La découverte d'un document manuscrit de Xian Xinghai

Xian Xinghai

Xian Xinghai (1905-1945) fut un célèbre compositeur et joueur de piano chinois. Ses œuvres, telles « la Cantate du Fleuve Jaune », « Derrière les lignes ennemies » ou encore « Sur le Mont Taihang », sont devenues des classiques de la musique chinoise.

Xian Xinghai étudia la musique en France entre 1929 et 1935. En 1931, il intègre le Conservatoire de Paris et forme avec un groupe d'étudiants chinois l'« Association des artistes chinois de Paris ». Officiellement, il n'a pas étudié à Lyon. Cependant, avant de venir effectuer mes recherches en France, le sculpteur Zeng Zhushao (1908-2012), qui fut l'un de ses amis de jeunesse, m'avait fait entendre qu'il y avait un lien entre Xian Xinghai et cette ville.

Lorsqu'en 2007, je suis allé à la bibliothèque municipale de Lyon pour vérifier ses dires, la bibliothécaire, qui connaît la liste des étudiants quasiment par cœur, se montra dubitative. Elle savait bien qui était Xian Xinghai, mais répondit sans hésiter qu'ils n'avaient pas de dossier sur lui et que son nom n'apparaissait pas dans la liste des élèves boursiers. Je lui rapportai alors les mots de Zeng Zhushao et elle me quitta avec un air songeur.
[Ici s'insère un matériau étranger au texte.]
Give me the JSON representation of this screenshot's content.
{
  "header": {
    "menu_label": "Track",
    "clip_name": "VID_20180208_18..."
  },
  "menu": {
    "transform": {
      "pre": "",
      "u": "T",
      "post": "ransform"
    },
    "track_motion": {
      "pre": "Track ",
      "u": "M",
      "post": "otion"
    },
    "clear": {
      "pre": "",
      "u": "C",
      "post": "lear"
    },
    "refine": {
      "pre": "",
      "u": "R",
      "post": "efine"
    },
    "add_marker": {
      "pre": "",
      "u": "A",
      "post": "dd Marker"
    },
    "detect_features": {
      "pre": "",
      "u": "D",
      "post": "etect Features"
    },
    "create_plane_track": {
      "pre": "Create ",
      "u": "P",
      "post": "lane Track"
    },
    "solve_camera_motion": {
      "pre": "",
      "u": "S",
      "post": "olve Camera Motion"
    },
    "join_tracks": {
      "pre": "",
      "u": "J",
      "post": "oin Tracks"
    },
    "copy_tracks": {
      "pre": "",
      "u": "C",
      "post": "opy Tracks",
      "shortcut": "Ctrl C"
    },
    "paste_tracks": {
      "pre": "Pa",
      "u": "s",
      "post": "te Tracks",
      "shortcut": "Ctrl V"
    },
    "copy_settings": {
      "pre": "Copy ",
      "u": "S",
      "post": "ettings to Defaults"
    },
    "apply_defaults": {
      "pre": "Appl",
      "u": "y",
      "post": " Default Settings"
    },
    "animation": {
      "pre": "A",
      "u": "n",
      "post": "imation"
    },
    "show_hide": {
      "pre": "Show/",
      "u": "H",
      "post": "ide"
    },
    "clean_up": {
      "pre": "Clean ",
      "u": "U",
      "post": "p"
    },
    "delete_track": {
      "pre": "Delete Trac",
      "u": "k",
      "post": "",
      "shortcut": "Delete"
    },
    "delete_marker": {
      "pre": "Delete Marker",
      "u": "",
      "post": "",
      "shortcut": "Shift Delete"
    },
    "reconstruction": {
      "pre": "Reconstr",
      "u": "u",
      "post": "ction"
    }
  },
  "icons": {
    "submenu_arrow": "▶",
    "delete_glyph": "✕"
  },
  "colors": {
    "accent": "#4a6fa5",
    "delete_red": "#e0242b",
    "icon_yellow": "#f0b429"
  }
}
Le lendemain, elle m'accueillit l'air toute excitée et me dit sur un ton mystérieux : « Suivez-moi ». Nous arrivâmes dans son bureau et une fois la porte fermée, elle s'écria : « Vous aviez raison ! J'ai trouvé une lettre de Xian Xinghai dans les dossiers non-rangés de la salle des archives ! Comme c'est grâce à votre remarque que je l'ai trouvée, je vous laisse être la première personne à la regarder ! » J'étais sous le choc et en même temps submergée par le bonheur de prendre cette lettre entre mes mains. J'avais du mal à réaliser ce qu'il m'arrivait. Cette lettre était datée du mois de juillet 1934 et était écrite par Xian Xinghai en chinois et en français. Mis à part le papier un peu jauni, l'écriture était restée claire et les pliures nettes, comme si le temps n'avait pas laissé de trace.
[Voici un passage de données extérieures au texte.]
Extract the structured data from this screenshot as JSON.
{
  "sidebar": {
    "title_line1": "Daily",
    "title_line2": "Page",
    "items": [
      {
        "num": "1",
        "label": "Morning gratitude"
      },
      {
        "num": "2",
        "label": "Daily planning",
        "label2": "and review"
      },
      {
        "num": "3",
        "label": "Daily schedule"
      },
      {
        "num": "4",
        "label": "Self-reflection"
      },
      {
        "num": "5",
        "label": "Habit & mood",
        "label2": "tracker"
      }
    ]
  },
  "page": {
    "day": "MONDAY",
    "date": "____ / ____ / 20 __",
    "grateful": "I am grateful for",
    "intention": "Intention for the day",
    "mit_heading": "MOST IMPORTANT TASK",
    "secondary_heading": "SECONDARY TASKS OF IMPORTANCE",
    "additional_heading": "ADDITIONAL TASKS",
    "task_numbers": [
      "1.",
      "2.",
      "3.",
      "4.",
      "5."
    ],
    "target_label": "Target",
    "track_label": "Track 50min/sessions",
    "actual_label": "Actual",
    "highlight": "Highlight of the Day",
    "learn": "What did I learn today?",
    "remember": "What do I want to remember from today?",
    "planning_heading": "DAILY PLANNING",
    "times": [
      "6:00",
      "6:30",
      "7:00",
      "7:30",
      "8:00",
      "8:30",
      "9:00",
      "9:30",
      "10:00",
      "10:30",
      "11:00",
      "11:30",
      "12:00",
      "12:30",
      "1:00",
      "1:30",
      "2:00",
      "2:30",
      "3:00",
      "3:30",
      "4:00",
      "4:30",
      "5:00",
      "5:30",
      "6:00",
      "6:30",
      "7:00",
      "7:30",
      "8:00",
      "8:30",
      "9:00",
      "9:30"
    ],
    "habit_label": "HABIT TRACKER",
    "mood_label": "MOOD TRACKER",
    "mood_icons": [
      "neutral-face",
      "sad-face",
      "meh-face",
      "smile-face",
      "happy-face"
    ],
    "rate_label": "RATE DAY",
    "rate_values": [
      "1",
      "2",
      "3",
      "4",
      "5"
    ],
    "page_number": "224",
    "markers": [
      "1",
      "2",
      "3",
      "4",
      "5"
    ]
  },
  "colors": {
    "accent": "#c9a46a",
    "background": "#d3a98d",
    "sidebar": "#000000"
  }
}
Il s'agissait d'une lettre de demande de bourse pour l'Institut franco-chinois. Après avoir fini ma lecture, je demandai à la bibliothécaire s'il y avait eu une suite à ce courrier, mais elle me répondit qu'il lui fallait encore chercher et je dus terminer mon enquête avec une pointe de regret. À mon retour à Lyon l'année suivante, la bibliothèque avait cependant mis en place un dossier Xian Xinghai comptant près de 27 documents. En plus de la lettre découverte l'année précédente, se trouvait aussi une lettre datée de février 1935 et dont le contenu était relativement similaire à la lettre de demande de bourse. Elle s'accompagnait par contre de toute sorte de lettres d'introduction et certificats d'excellence, ainsi qu'une lettre du consul général de Chine en France à l'attention de l'Institut franco-chinois. Xian Xinghai n'était peut-être pas venu étudier à Lyon, mais cela confirmait les propos de Zeng Zhushao.

Par la suite, et grâce aux adresses livrées par ces documents, je retrouvai les lieux où Xian Xinghai avait vécu et étudié. C'était comme si je pouvais voir son ombre ressortir après toutes ces années.

 

Des découvertes inopinées

Duanmu Zheng

La richesse des documents de la bibliothèque municipale de Lyon sur les étudiants chinois dépassait de loin mes attentes. En poussant plus loin mes recherches, je pensais qu'il serait peut-être possible de trouver encore plus de ces trésors. En fait, cette récolte s'avéra rapidement bien plus fructueuse, mais de manière inattendue.

Lorsqu'en 2007, j'avais pour la première fois feuilleté ces archives, j'avais trouvé ce que je cherchais sur cette génération ayant séjourné en France. Je ne pensais pas qu'en analysant les 71 documents du dossier intitulé « Étudiants chinois arrivés en 1948 », je tomberais sur le nom de mon père, Duanmu Zheng ! Il y avait en fait deux documents. Le premier, intitulé « Liste des étudiants chinois arrivés au 1er août », concernait neuf étudiants chinois, dont huit étaient titulaires d'une bourse d'études du gouvernement français. Le deuxième était une lettre de la personne du ministère français de l'Education en charge de la réception des étudiants étrangers, adressée au président de l'Association universitaire franco-chinoise. Celle-ci comportait deux pages, indiquant la ville de destination des étudiants chinois, après leurs études de français à Lyon en 1948-1949.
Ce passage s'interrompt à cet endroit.